While the GOP is attacking Napolitano, Democrats are pointing the finger at Republicans for blocking the nomination of Obama's pick to head the Transportation Security Administration, Erroll Southers. Sen. Jim DeMint, R-S.C., put Southers' nomination on hold amid concerns that the new director would allow TSA screeners to unionize.
"Republicans," said Senate Majority Leader Harry Reid in a statement, "have decided to play politics" with a critical nomination.
The Nevada senator intends to schedule a vote to break the hold when the Senate returns in January, his office said.
"We have been trying to confirm Mr. Southers since he cleared committee, including at the end of this session," Reid's spokesman, Jim Manley, said in a statement to ABC News. "Sadly the Republican obstructionism of just one person, Sen. DeMint, prevented TSA from having the leadership in place that the organization deserves."
DeMint used the opportunity to argue against the unionization of TSA employees, saying that the agency is able to make quick decisions in the event of a terror incident because its employees are not unionized.
"Many Americans aren't aware that the president's nominee to lead the TSA appears ready to give union bosses the power to veto or delay future security improvements at our airports," DeMint said. "I hope this incident will lead the president to rethink this policy and put the interests of American travelers ahead of organized labor."

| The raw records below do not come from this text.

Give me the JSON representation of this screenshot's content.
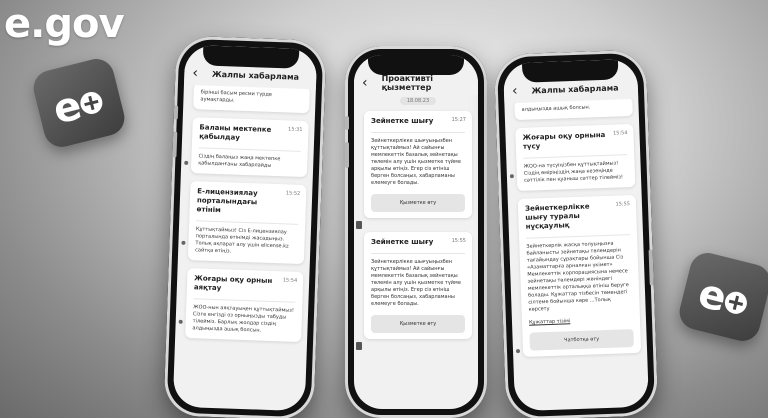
{
  "logo": {
    "text": "e.gov"
  },
  "phones": [
    {
      "header": "Жалпы хабарлама",
      "cards": [
        {
          "body": "бірінші басым ресми түрде аумақтарды."
        },
        {
          "title": "Баланы мектепке қабылдау",
          "time": "15:31",
          "body": "Сіздің балаңыз жаңа мектепке қабылданғаны хабарлайды"
        },
        {
          "title": "Е-лицензиялау порталындағы өтінім",
          "time": "15:52",
          "body": "Құттықтаймыз! Сіз Е-лицензиялау порталында өтінімді жасадыңыз. Толық ақпарат алу үшін elicense.kz сайтқа өтіңіз."
        },
        {
          "title": "Жоғары оқу орнын аяқтау",
          "time": "15:54",
          "body": "ЖОО-нын аяқтауыңен құттықтаймыз! Сізге енгізді оз орныңызды табуды тілейміз. Барлық жолдар сіздің алдыңызда ашық болсын."
        }
      ]
    },
    {
      "header": "Проактивті қызметтер",
      "date": "18.08.23",
      "cards": [
        {
          "title": "Зейнетке шығу",
          "time": "15:27",
          "body": "Зейнеткерлікке шығуыңызбен құттықтаймыз! Ай сайынғы мемлекеттік базалық зейнетақы төлемін алу үшін қызметке түйме арқылы өтіңіз. Егер сіз өтініш берген болсаңыз, хабарламаны елемеуге болады.",
          "button": "Қызметке өту"
        },
        {
          "title": "Зейнетке шығу",
          "time": "15:55",
          "body": "Зейнеткерлікке шығуыңызбен құттықтаймыз! Ай сайынғы мемлекеттік базалық зейнетақы төлемін алу үшін қызметке түйме арқылы өтіңіз. Егер сіз өтініш берген болсаңыз, хабарламаны елемеуге болады.",
          "button": "Қызметке өту"
        }
      ]
    },
    {
      "header": "Жалпы хабарлама",
      "cards": [
        {
          "body": "алдыңызда ашық болсын."
        },
        {
          "title": "Жоғары оқу орнына түсу",
          "time": "15:54",
          "body": "ЖОО-на түсуіңізбен құттықтаймыз! Сіздің өміріңіздің жаңа кезеңінде сәттілік пен қуаныш сәттер тілейміз!"
        },
        {
          "title": "Зейнеткерлікке шығу туралы нұсқаулық",
          "time": "15:55",
          "body": "Зейнеткерлік жасқа толуыңызға байланысты зейнетақы төлемдерін тағайындау сұрақтары бойынша Сіз «Азаматтарға арналған үкімет» Мемлекеттік корпорациясына немесе зейнетақы төлемдері жөніндегі мемлекеттік орталыққа өтініш беруге болады. Құжаттар тізбесін төмендегі сілтеме бойынша көре ...Толық көрсету",
          "link": "Құжаттар тізімі",
          "button": "Чатботқа өту"
        }
      ]
    }
  ]
}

Experts said both Democrats and Republicans need to stop the political bickering on national security.
"The problem now is not to fix blame," Kean said. "That is not what we should be doing. What we should be doing is share the information. That is what it is all about."

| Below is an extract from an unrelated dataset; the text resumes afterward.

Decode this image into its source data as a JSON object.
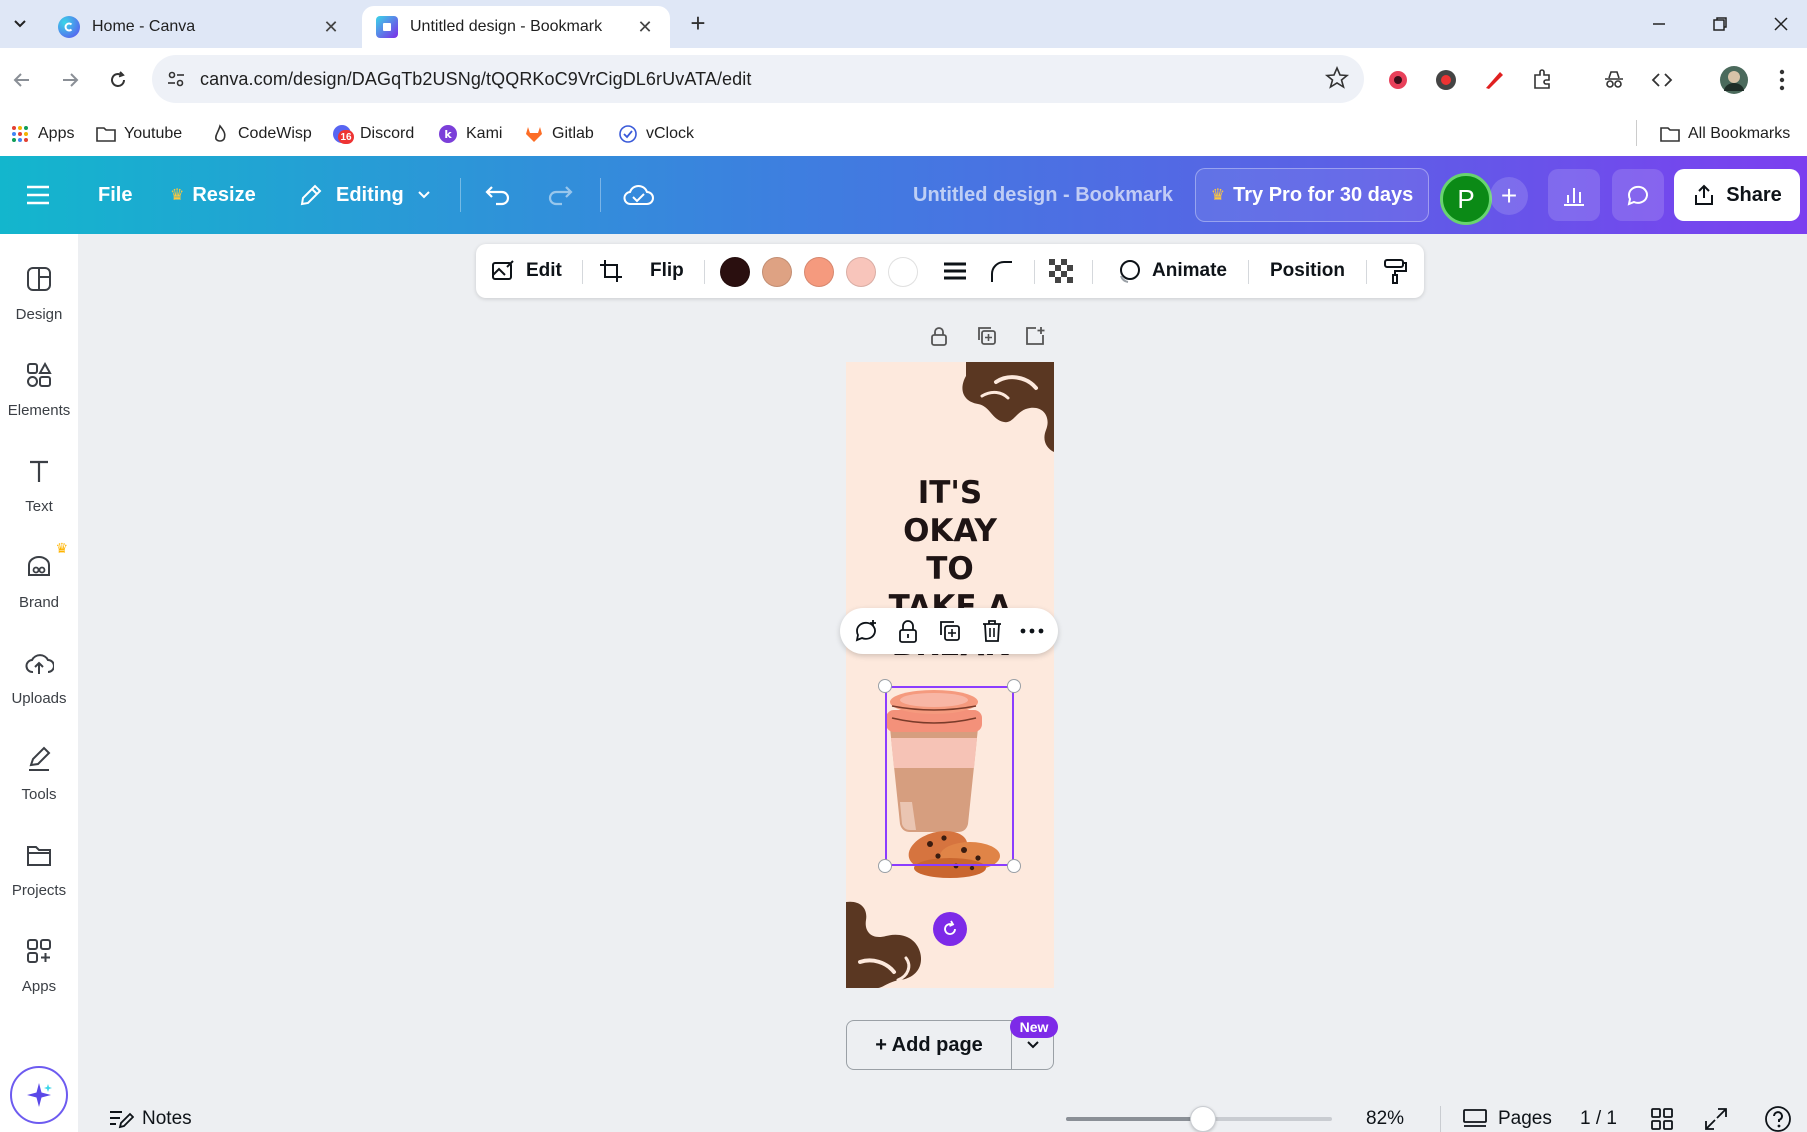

"I don't think it ought to be a political issue, and I didn't think it should be when we were in office," Napolitano's predecessor, Michael Chertoff, told ABC News. "Unfortunately, some people made it a political issue."
Former Bush administration national security official Gordon Johndroe said Republicans should "move on beyond the union issues" being used by DeMint to block an up-or-down vote on Southers.
"We've got to move on beyond the union issues; they will get worked out. It's an issue that the Department of Homeland Security has been working out since it was created six years ago," Johndroe said Tuesday on ABC News Now's "Top Line," adding that he thinks DeMint's parliamentary maneuver is opening up Republicans a "little bit" to criticism from Democrats.
Experts are mixed on how the lack of a permanent director affects the agency. Some say that while terror plots such as the one last week are difficult to stop, having an agency head in place would make a difference.
"Anytime you have an agency without political leadership, it drifts," Peter Goelz, a former director of the National Transportation Safety Board and currently senior vice president at O'Neill and Associates, told ABC News. "New initiatives not put in play. Reviews of old initiatives are not completed."
But the TSA cannot be blamed entirely or Friday's incident.
"It is extraordinarily difficult to stop dedicated suicide bombers from carrying out their mission," Goelz said.
ABC News' Kirit Radia and Jason Ryan contributed to this report.